You can use Cluster Administrator or cluster.exe to manually move a resource group from one node to another. If you specify the destination node for the move, the Cluster service will move the group to the node you specify. However, if you do not specify the destination node, but instead select the Best Possible option, the Cluster service will select a destination node. The logic that the Cluster service uses to select the destination node will be different for each of these scenarios:

  • You have specified a list of nodes as preferred owners for that resource group.

  • You have not specified a list of nodes as preferred owners for that resource group.

For more information on moving resource groups, see Move a group to another node.

The table below summarizes the move, failover, and failback logic that the Cluster service uses depending on whether the user defines a preferred nodes list.

Scenario Move group Resource or node failures Failback enabled

Preferred Nodes List Defined

Fails over to the first node on the list that is available.

Fails over to the next node on the list.

Fails back to the original node.

Preferred Nodes List Not Defined

Fails over to a randomly selected node.

Fails over to a randomly selected node.

No failback.

The section below provides details on the logic behind manual moves, failovers, and failbacks.

Moves, failovers, and failbacks

Preferred nodes list not defined

If you have not set up a preferred owners list for a group, the Cluster service creates an internal list of nodes ordered by their node IDs. In general, this is the same as the order in which the nodes were added to the server cluster. It may, however, be ordered differently if nodes have been evicted from the server cluster. When a resource group or node fails and you have not defined a preferred list of owners for that group, the Cluster service randomly selects a node from the internal list of nodes and attempts to transfer the group to that node.

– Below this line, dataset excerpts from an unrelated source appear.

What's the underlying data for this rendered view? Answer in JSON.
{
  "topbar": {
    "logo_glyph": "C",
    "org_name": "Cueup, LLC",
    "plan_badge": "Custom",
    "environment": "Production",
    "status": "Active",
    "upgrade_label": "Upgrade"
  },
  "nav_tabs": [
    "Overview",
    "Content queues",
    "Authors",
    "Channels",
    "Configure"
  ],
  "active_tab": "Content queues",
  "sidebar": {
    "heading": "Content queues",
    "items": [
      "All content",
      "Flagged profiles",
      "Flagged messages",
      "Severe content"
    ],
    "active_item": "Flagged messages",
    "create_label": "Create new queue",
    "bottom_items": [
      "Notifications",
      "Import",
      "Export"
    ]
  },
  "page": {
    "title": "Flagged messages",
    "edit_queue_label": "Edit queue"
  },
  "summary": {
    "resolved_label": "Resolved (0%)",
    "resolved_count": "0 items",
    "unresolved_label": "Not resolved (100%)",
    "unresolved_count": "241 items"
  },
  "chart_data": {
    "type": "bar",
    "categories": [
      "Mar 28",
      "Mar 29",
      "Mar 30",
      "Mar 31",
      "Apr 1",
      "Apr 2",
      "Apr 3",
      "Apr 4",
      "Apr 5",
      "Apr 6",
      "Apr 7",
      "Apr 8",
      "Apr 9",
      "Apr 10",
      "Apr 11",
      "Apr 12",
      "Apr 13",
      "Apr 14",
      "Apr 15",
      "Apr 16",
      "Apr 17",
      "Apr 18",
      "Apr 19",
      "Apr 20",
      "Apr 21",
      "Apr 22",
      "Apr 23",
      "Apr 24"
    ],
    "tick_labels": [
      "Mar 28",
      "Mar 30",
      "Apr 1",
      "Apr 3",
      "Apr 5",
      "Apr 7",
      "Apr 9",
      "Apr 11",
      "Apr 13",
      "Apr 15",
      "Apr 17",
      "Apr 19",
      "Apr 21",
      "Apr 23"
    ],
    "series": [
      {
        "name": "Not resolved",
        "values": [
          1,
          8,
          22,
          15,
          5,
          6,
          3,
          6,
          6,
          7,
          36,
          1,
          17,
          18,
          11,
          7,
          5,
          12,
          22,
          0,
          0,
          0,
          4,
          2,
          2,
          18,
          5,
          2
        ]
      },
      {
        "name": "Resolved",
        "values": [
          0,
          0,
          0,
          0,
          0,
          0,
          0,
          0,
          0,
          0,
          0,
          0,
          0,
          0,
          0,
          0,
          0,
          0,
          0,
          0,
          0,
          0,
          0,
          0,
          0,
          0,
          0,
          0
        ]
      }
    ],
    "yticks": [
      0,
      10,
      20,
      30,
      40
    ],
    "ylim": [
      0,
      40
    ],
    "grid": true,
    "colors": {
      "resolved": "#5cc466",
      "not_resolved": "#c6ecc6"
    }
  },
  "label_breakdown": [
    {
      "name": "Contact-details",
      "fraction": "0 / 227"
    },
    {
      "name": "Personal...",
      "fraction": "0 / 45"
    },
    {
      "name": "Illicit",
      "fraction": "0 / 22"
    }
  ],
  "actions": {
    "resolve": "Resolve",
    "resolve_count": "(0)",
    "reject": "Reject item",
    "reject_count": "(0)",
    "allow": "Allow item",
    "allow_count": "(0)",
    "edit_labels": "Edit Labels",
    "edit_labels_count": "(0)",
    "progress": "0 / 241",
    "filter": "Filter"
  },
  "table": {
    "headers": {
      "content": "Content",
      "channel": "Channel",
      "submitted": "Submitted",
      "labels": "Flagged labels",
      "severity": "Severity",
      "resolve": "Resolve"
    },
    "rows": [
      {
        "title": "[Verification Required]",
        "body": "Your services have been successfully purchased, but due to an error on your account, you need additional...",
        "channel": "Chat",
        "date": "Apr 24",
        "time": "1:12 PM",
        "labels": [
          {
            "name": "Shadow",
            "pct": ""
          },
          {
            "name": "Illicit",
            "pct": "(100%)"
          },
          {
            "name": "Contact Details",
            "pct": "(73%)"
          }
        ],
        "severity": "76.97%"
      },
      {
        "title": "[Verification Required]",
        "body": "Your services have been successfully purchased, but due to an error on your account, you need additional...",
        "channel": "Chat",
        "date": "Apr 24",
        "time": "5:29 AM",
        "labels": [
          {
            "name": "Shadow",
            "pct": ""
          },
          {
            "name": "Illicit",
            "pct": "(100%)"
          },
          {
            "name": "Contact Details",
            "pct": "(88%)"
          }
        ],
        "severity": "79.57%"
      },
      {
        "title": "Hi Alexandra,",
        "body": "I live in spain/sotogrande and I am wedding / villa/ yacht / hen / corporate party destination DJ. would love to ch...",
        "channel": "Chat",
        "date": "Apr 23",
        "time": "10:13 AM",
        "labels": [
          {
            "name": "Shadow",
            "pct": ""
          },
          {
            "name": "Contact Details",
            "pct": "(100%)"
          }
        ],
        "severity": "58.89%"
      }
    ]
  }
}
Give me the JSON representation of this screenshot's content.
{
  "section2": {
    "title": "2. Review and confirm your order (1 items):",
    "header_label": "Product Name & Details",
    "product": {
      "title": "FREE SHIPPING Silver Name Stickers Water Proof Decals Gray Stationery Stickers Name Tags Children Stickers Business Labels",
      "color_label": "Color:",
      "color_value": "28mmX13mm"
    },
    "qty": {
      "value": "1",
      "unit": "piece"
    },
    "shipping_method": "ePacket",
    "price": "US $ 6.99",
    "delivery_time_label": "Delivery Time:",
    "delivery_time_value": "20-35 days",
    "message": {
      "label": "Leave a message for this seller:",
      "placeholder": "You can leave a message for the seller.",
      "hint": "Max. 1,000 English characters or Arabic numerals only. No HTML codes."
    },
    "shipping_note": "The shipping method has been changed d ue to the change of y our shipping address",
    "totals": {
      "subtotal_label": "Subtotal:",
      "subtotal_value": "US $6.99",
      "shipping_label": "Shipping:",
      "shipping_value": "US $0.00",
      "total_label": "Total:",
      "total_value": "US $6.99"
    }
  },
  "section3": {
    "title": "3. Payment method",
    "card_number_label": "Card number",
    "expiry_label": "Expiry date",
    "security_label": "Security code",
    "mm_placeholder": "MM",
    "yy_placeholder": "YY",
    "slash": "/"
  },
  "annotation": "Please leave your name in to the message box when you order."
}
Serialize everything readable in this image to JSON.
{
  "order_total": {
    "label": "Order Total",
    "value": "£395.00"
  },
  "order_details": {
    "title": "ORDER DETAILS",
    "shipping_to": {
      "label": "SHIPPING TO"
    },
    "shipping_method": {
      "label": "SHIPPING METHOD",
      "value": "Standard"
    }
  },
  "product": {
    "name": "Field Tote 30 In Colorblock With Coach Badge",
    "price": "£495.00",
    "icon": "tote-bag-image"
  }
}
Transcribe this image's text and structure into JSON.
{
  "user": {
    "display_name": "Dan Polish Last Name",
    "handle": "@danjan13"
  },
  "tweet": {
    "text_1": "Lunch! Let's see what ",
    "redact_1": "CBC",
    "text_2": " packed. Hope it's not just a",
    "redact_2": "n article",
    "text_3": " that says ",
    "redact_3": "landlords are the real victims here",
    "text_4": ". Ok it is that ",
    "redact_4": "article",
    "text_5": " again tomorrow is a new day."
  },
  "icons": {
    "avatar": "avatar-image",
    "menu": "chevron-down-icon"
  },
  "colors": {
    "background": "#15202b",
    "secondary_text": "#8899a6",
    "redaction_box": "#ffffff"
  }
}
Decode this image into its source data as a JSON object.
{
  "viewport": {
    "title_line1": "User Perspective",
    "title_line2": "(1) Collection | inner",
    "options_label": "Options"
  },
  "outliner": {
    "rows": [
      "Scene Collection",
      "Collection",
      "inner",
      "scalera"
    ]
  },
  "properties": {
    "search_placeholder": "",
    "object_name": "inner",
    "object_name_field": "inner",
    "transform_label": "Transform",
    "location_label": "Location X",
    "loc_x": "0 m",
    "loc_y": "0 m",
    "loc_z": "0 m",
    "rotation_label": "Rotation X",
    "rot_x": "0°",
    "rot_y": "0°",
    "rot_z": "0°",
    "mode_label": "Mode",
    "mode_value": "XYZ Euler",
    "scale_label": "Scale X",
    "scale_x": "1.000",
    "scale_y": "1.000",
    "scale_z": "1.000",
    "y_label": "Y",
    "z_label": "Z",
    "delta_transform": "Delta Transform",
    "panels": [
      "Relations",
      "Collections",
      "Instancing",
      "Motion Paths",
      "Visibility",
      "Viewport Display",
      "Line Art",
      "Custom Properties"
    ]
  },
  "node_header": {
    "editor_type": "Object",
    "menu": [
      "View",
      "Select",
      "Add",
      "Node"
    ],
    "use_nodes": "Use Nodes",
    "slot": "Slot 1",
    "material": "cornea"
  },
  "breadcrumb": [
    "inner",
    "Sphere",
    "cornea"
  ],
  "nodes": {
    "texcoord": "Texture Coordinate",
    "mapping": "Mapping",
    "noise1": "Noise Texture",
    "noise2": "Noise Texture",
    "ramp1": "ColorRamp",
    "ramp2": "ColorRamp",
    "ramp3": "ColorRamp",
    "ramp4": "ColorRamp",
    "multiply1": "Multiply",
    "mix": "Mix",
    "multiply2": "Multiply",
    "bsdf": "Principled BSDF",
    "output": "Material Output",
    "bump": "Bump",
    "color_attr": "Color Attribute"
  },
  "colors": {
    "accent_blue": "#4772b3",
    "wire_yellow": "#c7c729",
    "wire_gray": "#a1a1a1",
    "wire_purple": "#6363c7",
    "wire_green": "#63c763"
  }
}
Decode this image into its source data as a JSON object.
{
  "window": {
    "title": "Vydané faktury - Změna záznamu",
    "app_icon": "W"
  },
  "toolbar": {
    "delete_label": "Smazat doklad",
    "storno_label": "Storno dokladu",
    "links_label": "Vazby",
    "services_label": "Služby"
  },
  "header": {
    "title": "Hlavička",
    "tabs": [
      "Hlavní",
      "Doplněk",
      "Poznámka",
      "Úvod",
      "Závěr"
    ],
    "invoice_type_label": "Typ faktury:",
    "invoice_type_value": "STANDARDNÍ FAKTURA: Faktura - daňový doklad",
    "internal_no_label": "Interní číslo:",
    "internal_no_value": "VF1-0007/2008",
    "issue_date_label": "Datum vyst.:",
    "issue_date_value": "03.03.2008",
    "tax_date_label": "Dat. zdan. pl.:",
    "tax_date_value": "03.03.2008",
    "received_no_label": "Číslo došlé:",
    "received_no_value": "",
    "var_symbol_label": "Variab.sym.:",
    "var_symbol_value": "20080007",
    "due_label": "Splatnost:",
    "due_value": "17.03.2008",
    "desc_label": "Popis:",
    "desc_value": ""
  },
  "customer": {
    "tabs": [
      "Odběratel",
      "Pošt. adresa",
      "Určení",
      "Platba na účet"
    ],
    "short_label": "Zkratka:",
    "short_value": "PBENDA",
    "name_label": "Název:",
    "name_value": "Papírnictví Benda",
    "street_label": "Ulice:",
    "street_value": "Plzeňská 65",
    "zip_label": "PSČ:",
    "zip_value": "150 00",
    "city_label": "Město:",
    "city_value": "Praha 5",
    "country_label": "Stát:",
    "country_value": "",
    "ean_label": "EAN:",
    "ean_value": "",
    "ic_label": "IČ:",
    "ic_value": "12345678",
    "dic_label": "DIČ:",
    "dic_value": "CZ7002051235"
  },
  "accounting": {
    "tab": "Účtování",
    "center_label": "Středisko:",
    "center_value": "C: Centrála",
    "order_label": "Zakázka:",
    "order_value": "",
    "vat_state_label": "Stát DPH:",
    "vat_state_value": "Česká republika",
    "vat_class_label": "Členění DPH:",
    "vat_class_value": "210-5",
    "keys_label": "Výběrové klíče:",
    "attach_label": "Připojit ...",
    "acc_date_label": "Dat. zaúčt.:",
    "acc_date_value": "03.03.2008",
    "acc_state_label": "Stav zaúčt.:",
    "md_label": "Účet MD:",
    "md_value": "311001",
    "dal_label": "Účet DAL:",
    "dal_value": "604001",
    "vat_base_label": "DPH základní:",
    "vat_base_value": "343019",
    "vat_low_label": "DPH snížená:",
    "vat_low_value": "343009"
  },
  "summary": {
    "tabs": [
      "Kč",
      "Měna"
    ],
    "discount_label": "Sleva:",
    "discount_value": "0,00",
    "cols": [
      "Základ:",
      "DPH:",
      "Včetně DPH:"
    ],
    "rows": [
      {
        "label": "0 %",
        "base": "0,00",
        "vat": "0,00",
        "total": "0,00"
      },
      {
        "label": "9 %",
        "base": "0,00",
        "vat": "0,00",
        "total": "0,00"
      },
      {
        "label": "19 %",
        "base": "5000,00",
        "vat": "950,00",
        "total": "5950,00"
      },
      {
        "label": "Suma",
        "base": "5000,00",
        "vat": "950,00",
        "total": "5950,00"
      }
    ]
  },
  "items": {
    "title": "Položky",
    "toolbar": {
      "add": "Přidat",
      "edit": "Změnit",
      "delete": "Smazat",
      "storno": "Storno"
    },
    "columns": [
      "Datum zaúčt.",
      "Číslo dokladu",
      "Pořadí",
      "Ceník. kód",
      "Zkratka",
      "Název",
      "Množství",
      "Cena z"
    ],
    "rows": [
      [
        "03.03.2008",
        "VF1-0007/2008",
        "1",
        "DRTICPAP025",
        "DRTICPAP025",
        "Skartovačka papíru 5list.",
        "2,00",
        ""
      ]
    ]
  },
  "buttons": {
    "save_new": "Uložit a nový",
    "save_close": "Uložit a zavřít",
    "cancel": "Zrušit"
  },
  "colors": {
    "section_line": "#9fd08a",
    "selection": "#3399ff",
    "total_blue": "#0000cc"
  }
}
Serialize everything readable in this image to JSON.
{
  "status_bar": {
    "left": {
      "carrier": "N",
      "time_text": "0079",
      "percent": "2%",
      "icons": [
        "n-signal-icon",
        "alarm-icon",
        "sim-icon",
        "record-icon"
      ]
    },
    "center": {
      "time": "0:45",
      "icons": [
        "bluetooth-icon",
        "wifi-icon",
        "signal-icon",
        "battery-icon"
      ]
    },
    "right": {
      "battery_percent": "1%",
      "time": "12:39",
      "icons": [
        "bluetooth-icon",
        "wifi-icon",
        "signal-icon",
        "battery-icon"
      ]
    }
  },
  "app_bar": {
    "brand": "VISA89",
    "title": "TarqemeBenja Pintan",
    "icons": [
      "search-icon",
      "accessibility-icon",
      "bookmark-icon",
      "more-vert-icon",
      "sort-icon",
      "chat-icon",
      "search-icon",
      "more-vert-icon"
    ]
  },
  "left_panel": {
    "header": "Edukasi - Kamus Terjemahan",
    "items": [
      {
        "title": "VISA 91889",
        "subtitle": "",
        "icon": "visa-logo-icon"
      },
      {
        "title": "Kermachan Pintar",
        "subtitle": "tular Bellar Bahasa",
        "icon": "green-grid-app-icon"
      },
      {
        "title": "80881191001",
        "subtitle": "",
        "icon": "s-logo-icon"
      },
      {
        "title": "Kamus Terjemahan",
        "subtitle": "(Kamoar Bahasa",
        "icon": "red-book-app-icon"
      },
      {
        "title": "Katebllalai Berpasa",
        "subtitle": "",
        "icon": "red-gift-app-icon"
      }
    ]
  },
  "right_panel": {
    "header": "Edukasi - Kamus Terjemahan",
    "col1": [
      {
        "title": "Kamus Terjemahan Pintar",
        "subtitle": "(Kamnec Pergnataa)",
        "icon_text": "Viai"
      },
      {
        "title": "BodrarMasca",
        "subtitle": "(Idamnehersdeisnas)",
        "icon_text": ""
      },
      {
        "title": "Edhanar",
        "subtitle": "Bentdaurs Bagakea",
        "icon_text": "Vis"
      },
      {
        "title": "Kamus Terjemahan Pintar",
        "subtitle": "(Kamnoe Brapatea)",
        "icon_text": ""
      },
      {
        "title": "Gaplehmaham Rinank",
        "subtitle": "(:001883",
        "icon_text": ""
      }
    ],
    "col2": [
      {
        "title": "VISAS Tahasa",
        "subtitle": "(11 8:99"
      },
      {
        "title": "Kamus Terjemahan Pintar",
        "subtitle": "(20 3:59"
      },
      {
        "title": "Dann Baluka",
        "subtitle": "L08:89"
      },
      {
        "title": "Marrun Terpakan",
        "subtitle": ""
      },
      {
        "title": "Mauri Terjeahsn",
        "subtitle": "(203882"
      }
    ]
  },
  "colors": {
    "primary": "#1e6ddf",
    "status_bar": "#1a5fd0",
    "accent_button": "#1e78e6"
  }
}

If you manually move a resource group off a node without specifying a destination node, the Cluster service transfers the group to a randomly selected node.

Preferred nodes list defined

If you define a complete preferred nodes list for a group (that is, one listing all the nodes in the cluster), then the Cluster service uses this defined list as its internal list. However, if you define a partial preferred nodes list for a group, then the Cluster service uses this defined list as its internal list and appends any other installed nodes not on the preferred list, ordered by their node IDs. For example, if you created a 5-node cluster (installing the nodes in the order Node1, Node2, Node3, Node4, and Node5) and defined Node3, Node4, and Node5 as preferred owners for the resource group, PRINTGR1, the Cluster service would maintain this ordered list for PRINTGR1: Node3, Node4, Node5, Node1, Node2. How the Cluster service uses this list depends on whether the resource group move is due to a resource/node failure or a manual move group request.

Important

  • When setting up a preferred nodes list for a resource group, it is recommended that you define a complete preferred nodes list, that is, one listing all nodes in your server cluster, in order of priority.

Preferred lists and resource or node failures

For resource group or node failures, the group fails over to the node next to the current owner on the preferred nodes list. In the example above, if the resource group PRINTGR1 on Node3 fails, then the Cluster service would fail that group over to the next node on the list, Node4. If you allow failback for that group, then when Node3 comes up again, the Cluster service will fail back PRINTGR1 to that node.

Preferred lists and manual moves

If you manually move a resource group without specifying a destination node, the Cluster service fails over that group to the first node listed on the preferred nodes list that is available.